LOS ANGELES — For LA City Forest Officer, Rachel Malarich, access to trees and the shade they provide is a human right.

“It’s not just about a beautiful amenity, which is how trees were perceived in the past, it’s about health and wellness for our communities,” she said.


What You Need To Know

  • LA City Forest Officer, Rachel Malarich is focused on creating a wider urban canopy for Angelenos 

  • On average, 21% of the city is shaded from trees, but it's not evenly distributed 

  • Boyle heights is covered by just 7% shade and other areas in East LA have low shade coverage as well 

  • Malarich has partnered with USC's Public Exchange program and Urban Trees Initiative to help plan where certain trees should go and where they would be most beneficial

As LA’s first city forest officer, Malarich is focused on creating more equity when it comes to the urban canopy, or tree coverage in Los Angeles.
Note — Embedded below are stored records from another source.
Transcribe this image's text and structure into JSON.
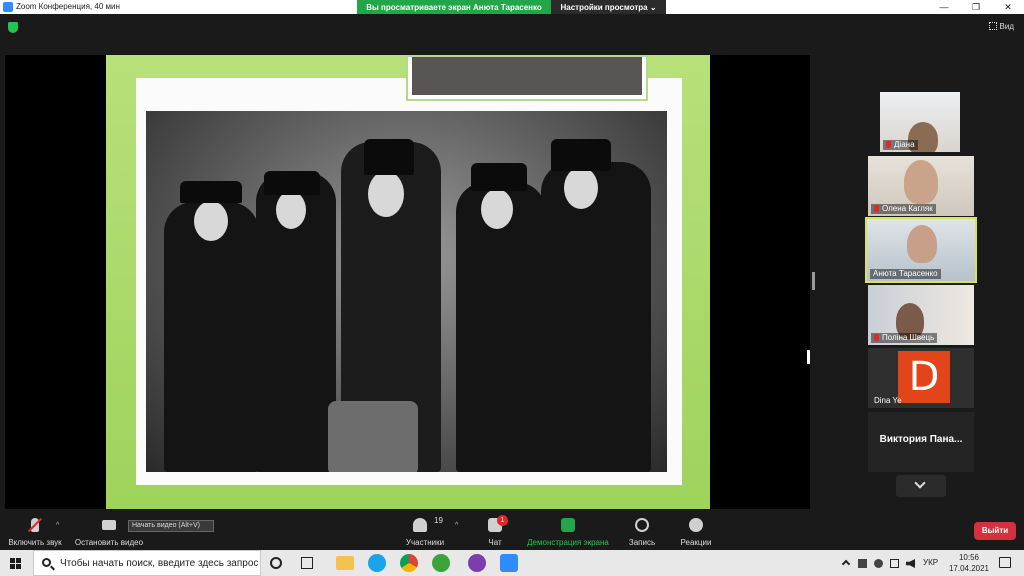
{
  "window": {
    "title": "Zoom Конференция, 40 мин",
    "minimize": "—",
    "maximize": "❐",
    "close": "✕"
  },
  "share_banner": {
    "text": "Вы просматриваете экран Анюта Тарасенко",
    "view_options": "Настройки просмотра ⌄"
  },
  "topbar": {
    "view_label": "Вид"
  },
  "participants": [
    {
      "name": "Діана",
      "muted": true
    },
    {
      "name": "Олена Кагляк",
      "muted": true
    },
    {
      "name": "Анюта Тарасенко",
      "muted": false,
      "active": true
    },
    {
      "name": "Поліна Швець",
      "muted": true
    },
    {
      "name": "Dina Ye",
      "initial": "D",
      "muted": false
    },
    {
      "name": "Виктория  Пана...",
      "name_only": true
    }
  ],
  "toolbar": {
    "unmute": "Включить звук",
    "stop_video": "Остановить видео",
    "video_tooltip": "Начать видео (Alt+V)",
    "participants": "Участники",
    "participants_count": "19",
    "chat": "Чат",
    "chat_badge": "1",
    "share_screen": "Демонстрация экрана",
    "record": "Запись",
    "reactions": "Реакции",
    "leave": "Выйти"
  },
  "taskbar": {
    "search_placeholder": "Чтобы начать поиск, введите здесь запрос",
    "lang": "УКР",
    "time": "10:56",
    "date": "17.04.2021"
  },
  "colors": {
    "accent_green": "#23a54a",
    "leave_red": "#d2323e",
    "active_speaker": "#d7e35a",
    "slide_green": "#9ed35c"
  }
}
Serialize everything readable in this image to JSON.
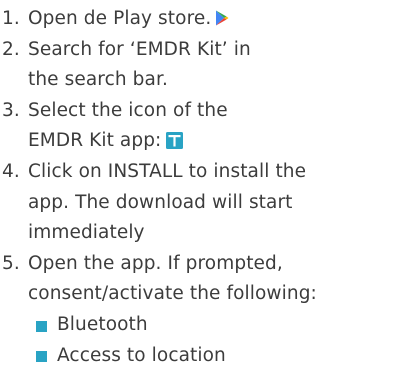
{
  "colors": {
    "text": "#3c3c3c",
    "accent": "#29a3c4",
    "play_green": "#34a853",
    "play_yellow": "#fbbc04",
    "play_red": "#ea4335",
    "play_blue": "#4285f4"
  },
  "steps": [
    {
      "number": "1.",
      "lines": [
        "Open de Play store."
      ],
      "icon": "play-store-icon"
    },
    {
      "number": "2.",
      "lines": [
        "Search for ‘EMDR Kit’ in",
        "the search bar."
      ]
    },
    {
      "number": "3.",
      "lines": [
        "Select the icon of the",
        "EMDR Kit app:"
      ],
      "icon": "emdr-kit-app-icon"
    },
    {
      "number": "4.",
      "lines": [
        "Click on INSTALL to install the",
        "app. The download will start",
        "immediately"
      ]
    },
    {
      "number": "5.",
      "lines": [
        "Open the app. If prompted,",
        "consent/activate the following:"
      ],
      "bullets": [
        "Bluetooth",
        "Access to location"
      ]
    }
  ]
}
Many neighborhoods don’t have access to adequate amounts of green space or shade from street trees. On average, 21% of the city does have shade, but it’s not evenly distributed.

“The 21% coverage doesn’t tell the full story,” Malarich said. “We have four census blocks in more affluent neighborhoods that have about 19% to 20% of the total canopy in all of the city.”

Malarich and her team are working to create a tree inventory, tracking the trees that are already planted in Los Angeles, but she’s also planting new ones, focusing on areas that have been historically underserved and don’t have many trees. In Boyle Heights, for example, the tree canopy and shade coverage amounts to just 7%.

Trees are becoming a greater part of the city’s plan to tackle climate change, specifically issues related to extreme heat. Trees and shade can cool down neighborhoods as temperatures continue to rise in the coming years. But the city’s initiative is more complex and challenging than it might ostensibly appear. The species, for example, have to be carefully selected — certain species provide better quality shade.

The city also has to plant trees that won’t buckle sidewalks and roads and that are drought resistant. Plus, they have to take into consideration the preference of the individual community. Which trees will be generally popular and well-liked?

To help plan which trees should go where, what the benefits of certain trees are and how much they help with air quality, Malarich has been working with the USC Public Exchange Initiative, a partnership that brings different departments together to study the impact trees have on the city.

“USC has been helping us think very carefully about where we should make investments first,” Malarich said. “Since we aren’t going to plant every single available location at the same time, where can we start?”

Associate Professor of Practice of Landscape Architecture at USC, Esther Margulies is part of the Public Exchange team.

“We think we can provide, in public parks and public spaces, really significant cooling resources where we can lower the temperature up to 20 degrees, just by planting the right kind of large, high value canopy trees,” Malarich said.

The USC team is in phase two of the Urban Trees Initiative project and have already reported on the specific areas where trees would be most valuable.

They recommended focusing on areas with high population density and where household incomes were relatively low.

“Location of the trees is very important,” Margulies said. “We want to do a strategic study on where they will be most helpful to the people who need them, the people who are most vulnerable and can’t afford to go away when it gets hot.”

She adds that trees can play a significant role in the fight against heat-related illness and even deaths around Los Angeles.

“If we plant the right trees, they will be here for 100 years, maybe 200 years if we work it out correctly or properly,” Margulies said. “But we have to get started now. Every year we wait, we sacrifice some of the benefits of those trees.”

There’s also the matter of the beauty and mental health benefits that planting trees can provide. Malarich points out that those benefits are significant and add to the overall value of creating a greener, cooler city.

“They might not solve the problem of climate change, I’m not in any way saying planting trees will stop that from advancing,” Malarich said. “But it can improve the quality of life for people experiencing the impacts.”